My point is both these specific questions and Parizeau's supposed refusal of Plan B. He refused it only when he was out of office. In office, and in practice, he embraced it. Even if he did not like it, his Quebec was a Quebec that never asked Quebecers directly if they wanted to be independent.

This is an interesting characteristic that permeates an era in Quebec political history and that is, ultimately, what I think it is important about it. This was an era in Quebec and in Canada, that talked continuously about independence. But, shied away from asking the question directly. Strong talk, strong words, were evident on all sides; but direct talk to the electorate ... when it really, really counted, for one reason or another at that point leaders shied away; even the most committed Plan A advocates (and, we can take Parizeau to be one) backed down and instead asked about Plan B. In effect, they soft sold their own goals.

Finally, we should note that there is much more that could be said but I want to return to the "money and the ethnic vote" comment.

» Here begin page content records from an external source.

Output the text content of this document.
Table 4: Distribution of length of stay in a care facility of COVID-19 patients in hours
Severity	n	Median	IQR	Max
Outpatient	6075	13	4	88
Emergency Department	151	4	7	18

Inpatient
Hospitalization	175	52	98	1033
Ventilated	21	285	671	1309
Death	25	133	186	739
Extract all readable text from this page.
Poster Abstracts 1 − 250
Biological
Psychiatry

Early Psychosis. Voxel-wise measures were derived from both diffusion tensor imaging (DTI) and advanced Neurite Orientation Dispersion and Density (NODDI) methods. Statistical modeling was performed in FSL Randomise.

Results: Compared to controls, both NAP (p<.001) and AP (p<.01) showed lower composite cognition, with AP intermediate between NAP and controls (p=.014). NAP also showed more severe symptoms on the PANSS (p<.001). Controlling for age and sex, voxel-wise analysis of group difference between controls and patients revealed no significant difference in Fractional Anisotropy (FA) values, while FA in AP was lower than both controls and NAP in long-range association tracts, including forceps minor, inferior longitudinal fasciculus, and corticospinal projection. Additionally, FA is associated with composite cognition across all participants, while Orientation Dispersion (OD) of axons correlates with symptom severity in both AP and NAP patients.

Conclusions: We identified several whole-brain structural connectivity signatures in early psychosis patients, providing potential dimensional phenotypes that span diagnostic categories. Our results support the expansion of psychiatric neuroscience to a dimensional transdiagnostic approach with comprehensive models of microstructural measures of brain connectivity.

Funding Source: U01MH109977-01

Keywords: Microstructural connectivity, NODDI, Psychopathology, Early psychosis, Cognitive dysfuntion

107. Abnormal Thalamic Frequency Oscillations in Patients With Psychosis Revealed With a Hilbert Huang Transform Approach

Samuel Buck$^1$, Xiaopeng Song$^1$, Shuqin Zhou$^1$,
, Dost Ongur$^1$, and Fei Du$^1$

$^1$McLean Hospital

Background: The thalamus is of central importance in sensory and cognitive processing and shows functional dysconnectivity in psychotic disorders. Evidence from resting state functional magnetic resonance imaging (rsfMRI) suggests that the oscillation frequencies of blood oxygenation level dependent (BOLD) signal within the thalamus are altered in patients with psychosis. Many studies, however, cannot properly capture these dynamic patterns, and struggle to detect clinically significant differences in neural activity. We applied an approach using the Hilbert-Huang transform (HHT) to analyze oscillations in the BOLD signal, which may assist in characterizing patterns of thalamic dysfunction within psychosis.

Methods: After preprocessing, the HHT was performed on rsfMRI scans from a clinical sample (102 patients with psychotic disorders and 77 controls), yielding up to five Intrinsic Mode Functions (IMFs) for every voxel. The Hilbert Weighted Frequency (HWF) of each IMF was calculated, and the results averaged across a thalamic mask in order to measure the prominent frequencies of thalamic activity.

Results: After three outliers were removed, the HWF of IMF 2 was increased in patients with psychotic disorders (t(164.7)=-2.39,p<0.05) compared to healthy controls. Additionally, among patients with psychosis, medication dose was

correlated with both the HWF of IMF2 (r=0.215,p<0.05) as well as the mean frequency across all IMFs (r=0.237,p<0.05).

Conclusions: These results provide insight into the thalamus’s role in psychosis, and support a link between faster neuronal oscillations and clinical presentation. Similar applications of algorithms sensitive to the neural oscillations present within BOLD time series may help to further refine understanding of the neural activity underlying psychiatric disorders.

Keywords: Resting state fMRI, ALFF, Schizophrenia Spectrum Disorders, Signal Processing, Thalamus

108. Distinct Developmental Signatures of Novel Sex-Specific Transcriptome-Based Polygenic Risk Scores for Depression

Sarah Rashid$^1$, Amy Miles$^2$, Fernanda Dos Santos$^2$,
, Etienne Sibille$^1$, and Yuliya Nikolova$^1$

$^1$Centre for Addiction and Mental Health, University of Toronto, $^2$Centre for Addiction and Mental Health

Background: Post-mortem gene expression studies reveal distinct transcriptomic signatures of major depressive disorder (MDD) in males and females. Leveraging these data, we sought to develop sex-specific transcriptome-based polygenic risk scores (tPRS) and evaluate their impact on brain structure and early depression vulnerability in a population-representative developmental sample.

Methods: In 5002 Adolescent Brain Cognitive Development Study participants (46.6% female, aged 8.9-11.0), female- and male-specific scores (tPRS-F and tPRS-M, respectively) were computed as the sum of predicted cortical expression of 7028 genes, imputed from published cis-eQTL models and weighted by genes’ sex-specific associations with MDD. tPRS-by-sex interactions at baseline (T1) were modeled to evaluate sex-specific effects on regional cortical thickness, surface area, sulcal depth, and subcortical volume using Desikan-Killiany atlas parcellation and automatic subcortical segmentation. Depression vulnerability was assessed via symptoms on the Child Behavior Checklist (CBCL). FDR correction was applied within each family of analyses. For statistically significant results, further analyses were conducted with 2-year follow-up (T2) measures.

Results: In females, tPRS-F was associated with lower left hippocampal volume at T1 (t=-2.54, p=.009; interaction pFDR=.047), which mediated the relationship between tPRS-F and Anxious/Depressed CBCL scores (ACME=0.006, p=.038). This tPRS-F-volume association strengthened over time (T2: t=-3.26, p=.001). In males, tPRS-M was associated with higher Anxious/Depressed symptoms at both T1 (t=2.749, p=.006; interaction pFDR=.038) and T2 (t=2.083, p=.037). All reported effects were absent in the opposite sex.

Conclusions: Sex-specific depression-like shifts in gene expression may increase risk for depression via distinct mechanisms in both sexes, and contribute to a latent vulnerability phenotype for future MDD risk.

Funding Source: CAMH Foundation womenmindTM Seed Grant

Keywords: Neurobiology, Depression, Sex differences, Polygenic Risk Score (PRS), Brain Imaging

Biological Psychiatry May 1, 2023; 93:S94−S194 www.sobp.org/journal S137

I don't want to belabour this comment; I really do not. Everyones says dumb things now and then and I am sure that Mr. Parizeau, if he could have had those words back, would not have said them. What is important here is not to tar Mr. Parizeau with a racist brush. I never knew the man but let us grant him honesty and integrity. My comment is cultural. The PQ was never able to succeed where other nationalisms have failed. All nationalisms, in one way or another, ultimately end up playing with fire because they are about divisions in society. No matter how much we spin it, ethnically-based nationalism divides the world up in ethnic and/or linguistic groups; it divides the world up into "us" (members of the nation) and "them" (others). The nation, in other words, cannot embrace everyone; otherwise, there would be no cause for separatism.

Quebec nationalists -- because of their history, because of their beliefs, because of their politics, because they were smart people -- tried as hard as anyone, I suspect, has ever tried to build a progressive and encompassing nationalism. And, they may have succeeded to a much greater extent than any other nationalism. But, failures mixed with their successes and this is what the "ethnic vote" comment signifies. It does not signify anything inherently evil lurking in Parizeau's character. It signifies, however, how difficult it is create distance between nationalism and prejudice.

This difficulty is complicated on the economic front by a transition that Parizeau was also part of: the transition in the independence movement from social democratic (words Lévesque liked) to neo-liberal. Parizeau supported the independence of  Quebec but one always had the suspicion that his Quebec was not a Scandinavian-type social democracy but a more-or-less capitalist country: Quebec, Inc. In some ways, that transition is now fully complete. The PQ is bleeding votes on its left to Quebec Solidaire and its key voting base seems increasingly rural. There may be many socialists and social democrats left in the PQ, but they do not rule the roost in a party that has turned increasingly to the right.

Parizeau's death is a moment of memory and sadness for his family. I hope they can celebrate his life and his love of them. Parizeau's death did not cause the end of an ear but, I suspect, it symbolizes one. The transitions through which Quebec and Canada have moved over the last generation and of which Parizeau were multiple, contradiction, and tension filled. That, it seems to me, is not Parizeau's legacy but the themes his history marks out.